Mit dem Hinweis „Die wahre Vorgeschichte von Thomas Manns Zauberberg“ legt Daniela Holsboer die Erwartungslatte hoch an für ihren Debütroman. Ob es zur Überschätzung führt oder dem Roman guttut – vermutlich beides. Es weckt auf jeden Fall Interesse, zumal bei Thomas Mann-Interessierten.
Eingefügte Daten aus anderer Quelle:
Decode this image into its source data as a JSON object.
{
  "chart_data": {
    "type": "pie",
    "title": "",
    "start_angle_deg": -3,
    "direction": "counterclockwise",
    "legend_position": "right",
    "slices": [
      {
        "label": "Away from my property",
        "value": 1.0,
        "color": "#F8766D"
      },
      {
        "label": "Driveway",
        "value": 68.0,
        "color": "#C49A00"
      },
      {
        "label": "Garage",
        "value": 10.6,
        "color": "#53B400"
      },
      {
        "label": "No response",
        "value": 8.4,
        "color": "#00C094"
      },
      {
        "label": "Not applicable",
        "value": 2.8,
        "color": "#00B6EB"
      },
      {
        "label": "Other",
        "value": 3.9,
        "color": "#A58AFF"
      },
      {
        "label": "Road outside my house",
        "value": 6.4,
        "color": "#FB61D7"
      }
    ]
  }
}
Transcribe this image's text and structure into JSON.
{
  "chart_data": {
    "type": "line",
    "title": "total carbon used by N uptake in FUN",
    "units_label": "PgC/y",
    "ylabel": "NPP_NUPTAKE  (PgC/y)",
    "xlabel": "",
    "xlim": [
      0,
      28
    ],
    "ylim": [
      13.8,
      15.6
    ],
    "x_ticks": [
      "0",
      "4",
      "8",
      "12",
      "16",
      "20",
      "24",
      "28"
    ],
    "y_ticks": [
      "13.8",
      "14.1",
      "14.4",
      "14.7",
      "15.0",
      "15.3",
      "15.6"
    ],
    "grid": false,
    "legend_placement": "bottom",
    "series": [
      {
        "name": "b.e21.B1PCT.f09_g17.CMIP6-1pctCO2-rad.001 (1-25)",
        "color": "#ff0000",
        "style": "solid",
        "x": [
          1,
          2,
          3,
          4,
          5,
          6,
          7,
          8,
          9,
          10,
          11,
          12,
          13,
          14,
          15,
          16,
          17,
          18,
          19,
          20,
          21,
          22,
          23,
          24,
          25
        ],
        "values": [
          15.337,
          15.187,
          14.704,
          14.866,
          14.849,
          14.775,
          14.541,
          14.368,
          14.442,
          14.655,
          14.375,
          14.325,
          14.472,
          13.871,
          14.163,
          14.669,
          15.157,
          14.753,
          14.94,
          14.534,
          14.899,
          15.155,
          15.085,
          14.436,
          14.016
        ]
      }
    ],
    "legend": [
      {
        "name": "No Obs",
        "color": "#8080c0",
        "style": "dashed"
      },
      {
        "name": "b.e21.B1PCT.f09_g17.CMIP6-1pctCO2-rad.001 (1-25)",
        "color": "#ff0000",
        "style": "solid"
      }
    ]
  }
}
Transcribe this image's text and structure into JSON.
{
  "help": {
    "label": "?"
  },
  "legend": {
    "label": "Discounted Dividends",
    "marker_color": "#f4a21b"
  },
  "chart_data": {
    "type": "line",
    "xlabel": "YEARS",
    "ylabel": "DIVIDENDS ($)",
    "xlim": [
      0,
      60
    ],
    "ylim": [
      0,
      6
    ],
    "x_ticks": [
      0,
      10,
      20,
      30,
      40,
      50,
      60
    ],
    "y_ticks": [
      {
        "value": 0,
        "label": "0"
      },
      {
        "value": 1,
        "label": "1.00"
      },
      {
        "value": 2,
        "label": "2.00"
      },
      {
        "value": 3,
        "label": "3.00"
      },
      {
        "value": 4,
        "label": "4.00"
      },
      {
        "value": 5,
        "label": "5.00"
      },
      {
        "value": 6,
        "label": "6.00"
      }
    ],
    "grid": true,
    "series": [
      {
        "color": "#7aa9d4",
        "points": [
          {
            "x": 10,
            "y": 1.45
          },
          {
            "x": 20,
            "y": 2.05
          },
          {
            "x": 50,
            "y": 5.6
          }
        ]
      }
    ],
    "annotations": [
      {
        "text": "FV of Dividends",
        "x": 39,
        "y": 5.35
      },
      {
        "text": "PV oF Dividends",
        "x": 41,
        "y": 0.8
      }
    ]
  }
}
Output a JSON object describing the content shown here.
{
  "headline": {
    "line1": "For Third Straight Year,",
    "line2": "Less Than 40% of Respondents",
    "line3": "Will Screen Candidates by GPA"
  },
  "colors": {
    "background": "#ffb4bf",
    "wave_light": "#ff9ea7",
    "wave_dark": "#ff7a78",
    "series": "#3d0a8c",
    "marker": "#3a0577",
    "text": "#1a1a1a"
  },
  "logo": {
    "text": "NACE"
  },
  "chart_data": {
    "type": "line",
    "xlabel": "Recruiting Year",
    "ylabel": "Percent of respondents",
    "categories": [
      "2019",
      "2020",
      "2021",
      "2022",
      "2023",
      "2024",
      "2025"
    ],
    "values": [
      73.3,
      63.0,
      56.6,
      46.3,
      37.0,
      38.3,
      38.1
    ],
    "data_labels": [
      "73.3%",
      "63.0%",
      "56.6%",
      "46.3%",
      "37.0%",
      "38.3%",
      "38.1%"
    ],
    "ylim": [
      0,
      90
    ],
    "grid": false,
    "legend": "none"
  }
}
Tatsächlich ist diese Geschichte von der Faktenlage her die Entwicklungsgeschichte des Bergdorfes Davos hin zum international beliebten Kurort für Lungenerkrankungen und somit die Vorgeschichte zur Entwicklung des mondänen Ortes, explizit der Schatzalp, die in Anlehnung mit zum Schauplatz des „Zauberbergs“ wurde. Von diesen Fakten abgesehen hat dieser Roman nichts mit Thomas Manns Zauberberg zu tun, allerdings hätte „Der Zauberberg“ so nicht entstehen können, wenn nicht Willem Jan Holsboer sein Leben der Entwicklung und Gestaltung dieses Ortes gewidmet hätte.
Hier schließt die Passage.